Muchos de estos países tienen sus propias historias de guerra, que se alinean más naturalmente con la perspectiva rusa. A diferencia de Occidente, particularmente en Europa, donde la memoria de la guerra se ha convertido en un arma política, los países del Sur global tienden a ver la historia menos ideológicamente y más como una experiencia humana compartida. Incluso los partidos en Europa Occidental que son ostensiblemente más comprensivos con Rusia, como la Alternativa por Alemania, probablemente sostendrán posiciones radicalmente diferentes en lo que respecta a las cuestiones de memoria histórica.
Si simplificamos la situación, el orden mundial anterior se construyó sobre la memoria compartida y los resultados de la Segunda Guerra Mundial. Ese orden ha desaparecido, al igual que el consenso que lo apoyaba. La situación global actual no equivale a un nuevo orden en el sentido tradicional, pero quizás pueda surgir un nuevo equilibrio. Este equilibrio no se basará en valores universales o narrativas unificadas, sino en la coexistencia pacífica entre diversas interpretaciones e intereses.
Las diferencias históricas irreconciliables seguirán siendo una fuente de tensión, particularmente entre Rusia y Occidente, pero las perspectivas diferentes no siempre tienen que conducir al conflicto. Con la mayoría global, Rusia encuentra más espacio para el respeto mutuo y la interacción constructiva. Estos países no buscan reescribir la memoria rusa; tienen la suya propia, y no chocan. Eso abre la puerta a nuevas relaciones y asociaciones, fundamentadas no en la conformidad, sino en la compatibilidad.

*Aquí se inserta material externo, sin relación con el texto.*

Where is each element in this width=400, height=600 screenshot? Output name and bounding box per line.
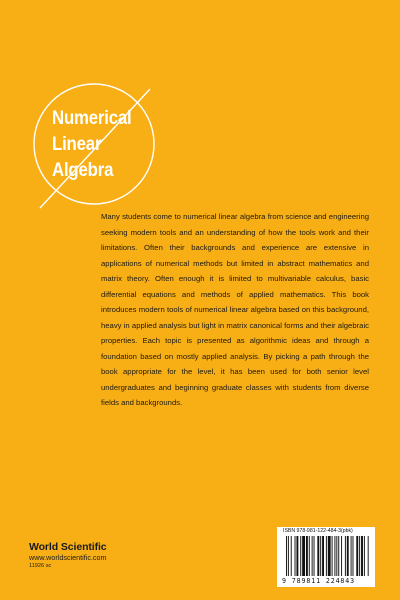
isbn-label: ISBN 978-981-122-484-3(pbk) — [283, 528, 353, 534]
publisher-url: www.worldscientific.com — [29, 553, 107, 562]
product-code: 11926 sc — [29, 563, 52, 569]
book-description: Many students come to numerical linear algebra from science and engineering seeking modern tools and an understanding of how the tools work and their limitations. Often their backgrounds and experience are extensive in applications of numerical methods but limited in abstract mathematics and matrix theory. Often enough it is limited to multivariable calculus, basic differential equations and methods of applied mathematics. This book introduces modern tools of numerical linear algebra based on this background, heavy in applied analysis but light in matrix canonical forms and their algebraic properties. Each topic is presented as algorithmic ideas and through a foundation based on mostly applied analysis. By picking a path through the book appropriate for the level, it has been used for both senior level undergraduates and beginning graduate classes with students from diverse fields and backgrounds. — [101, 212, 369, 407]
publisher-name: World Scientific — [29, 541, 107, 553]
title-line-3: Algebra — [52, 159, 114, 181]
barcode-panel — [277, 527, 375, 587]
barcode-digits: 9 789811 224843 — [282, 577, 356, 585]
title-line-2: Linear — [52, 133, 102, 155]
title-line-1: Numerical — [52, 107, 132, 129]
publisher-block — [29, 541, 107, 571]
book-title — [52, 105, 132, 183]
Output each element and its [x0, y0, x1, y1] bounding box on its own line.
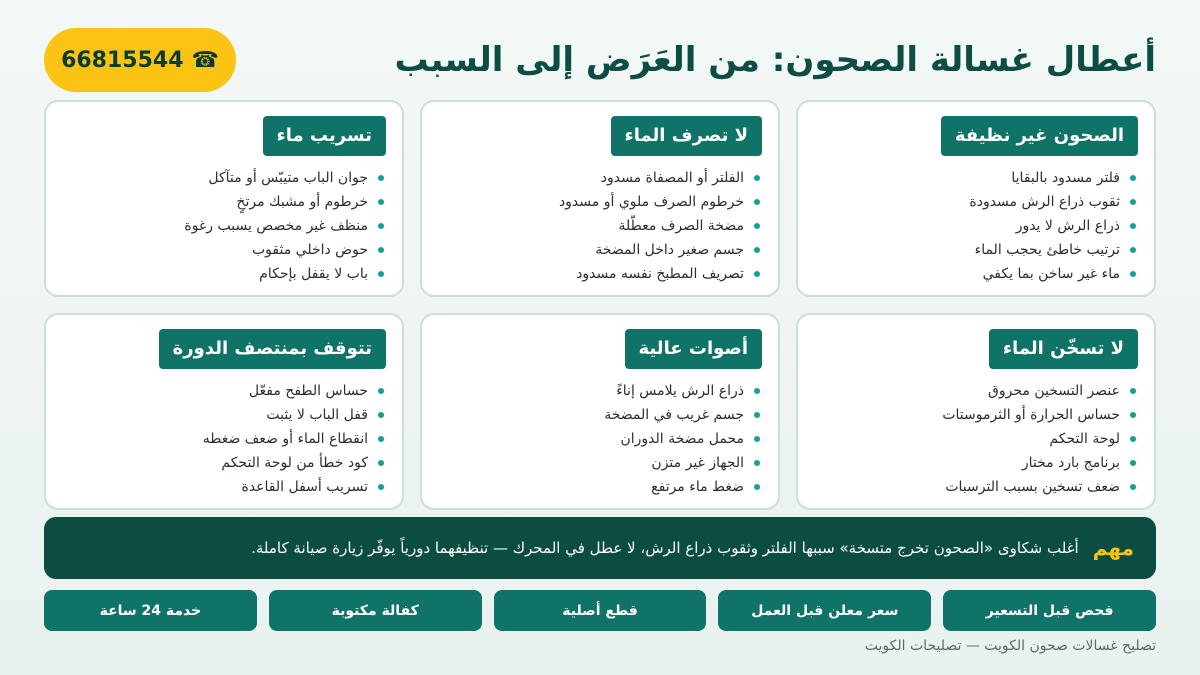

Lo que estamos presenciando es la lenta disolución de la visión del mundo centrada en Occidente. En su lugar, está emergiendo algo mucho más complejo y diversificado. Este cambio no es meramente el resultado de la actual confrontación geopolítica entre Rusia y Occidente, sino un reflejo de cambios estructurales más profundos. Es un proceso objetivo, y para Rusia, potencialmente ventajoso.
Como potencia transcontinental, Rusia tiene más flexibilidad que cualquier otro estado para operar en un mundo multidireccional y multi-civilizacional. El nuevo entorno internacional, sea cual sea la forma que finalmente adopte, no estará moldeado por un solo centro hegemónico. Y esa realidad obligará a todos, incluida Rusia, a adaptarse. Pero la adaptación no es lo mismo que la subordinación. Por el contrario, la identidad histórica única y la posición geopolítica de Rusia pueden permitirle prosperar en este mundo emergente, no conformándose a un modelo occidental, sino ayudando a construir algo más equilibrado, inclusivo y representativo del mundo tal como es.